A vegetarian diet is better for three reasons: it spares animals from cruelty, it is lighter on the planet and it can be healthier too if properly plannet, although the latter is true of any other diet.
Not that I’m saying anything that hasn’t already been pointed out, but, I was a vegetarian and quasi-vegan for over eight years, so I feel obligated to weigh in. I should note that I originally got in to vegetarianism for ethical purposes. My biggest concern was (and still is, though I’m an omnivore now) the treatment of animals in factory farms and their affect on the environment.

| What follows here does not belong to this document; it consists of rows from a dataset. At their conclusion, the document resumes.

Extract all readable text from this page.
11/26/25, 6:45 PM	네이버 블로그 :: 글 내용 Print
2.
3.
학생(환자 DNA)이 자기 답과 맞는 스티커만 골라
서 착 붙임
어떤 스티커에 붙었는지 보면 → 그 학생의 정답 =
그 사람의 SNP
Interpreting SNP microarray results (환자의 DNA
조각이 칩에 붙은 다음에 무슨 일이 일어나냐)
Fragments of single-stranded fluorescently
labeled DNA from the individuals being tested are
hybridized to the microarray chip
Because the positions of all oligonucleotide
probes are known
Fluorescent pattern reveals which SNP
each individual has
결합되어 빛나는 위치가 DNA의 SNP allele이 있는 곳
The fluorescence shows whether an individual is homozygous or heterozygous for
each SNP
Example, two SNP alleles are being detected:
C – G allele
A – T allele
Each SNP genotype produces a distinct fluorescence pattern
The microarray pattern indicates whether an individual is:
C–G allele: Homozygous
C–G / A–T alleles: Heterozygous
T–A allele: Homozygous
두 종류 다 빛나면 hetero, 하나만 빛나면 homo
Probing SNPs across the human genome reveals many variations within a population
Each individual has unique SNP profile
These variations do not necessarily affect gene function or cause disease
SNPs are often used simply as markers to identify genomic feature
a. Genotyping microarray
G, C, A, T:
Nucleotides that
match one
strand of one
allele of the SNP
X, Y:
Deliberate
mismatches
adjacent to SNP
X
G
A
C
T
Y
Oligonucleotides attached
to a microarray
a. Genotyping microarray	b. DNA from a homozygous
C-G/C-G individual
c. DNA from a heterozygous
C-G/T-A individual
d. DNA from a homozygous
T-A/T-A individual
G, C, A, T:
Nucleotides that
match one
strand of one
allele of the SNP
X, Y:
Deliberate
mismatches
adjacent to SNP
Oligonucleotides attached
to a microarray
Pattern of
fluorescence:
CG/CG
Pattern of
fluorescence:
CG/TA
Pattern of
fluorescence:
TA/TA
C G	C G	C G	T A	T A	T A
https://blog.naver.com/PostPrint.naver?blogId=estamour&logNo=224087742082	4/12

I think any effort to reduce the suffering in this world is a noble one, but who is to say that the factory equipment that harvested your veggie-burger didn’t horribly maul a fawn or the like and leave it there bleeding out in a field. Ok, that’s a bit extreme but there is a moral ambiguity to be found in just about everything. I figured, as I got older, that instead of a being a militant animal rights activist I would strive to find a balance in health and ethics. I eat organic meat when I can, I still eat plenty of vegetarian and vegan meals when I feel like it, and both ways I feel great and am in better shape than I ever have been in my life (I workout as well). It is arguable that a vegetarian diet helps the environment, in my opinion, the evidence points towards the positive. However, the world will never accept veganism or animal rights short of some type of revolution in the animal kingdom where cows topple us from the food chain and we’re paying reparations for the genocide we’ve committed.
In short, one is not better than the other. It is your choice to make but keep in mind that the responsible choice is that one that keeps you healthy and a productive member of our life force. If you eat nothing but McDonald’s all day and sit on the couch letting Jerry Springer eat up energy 24/7, I highly recommend that you switch to Boca burgers. I know it’s tempting.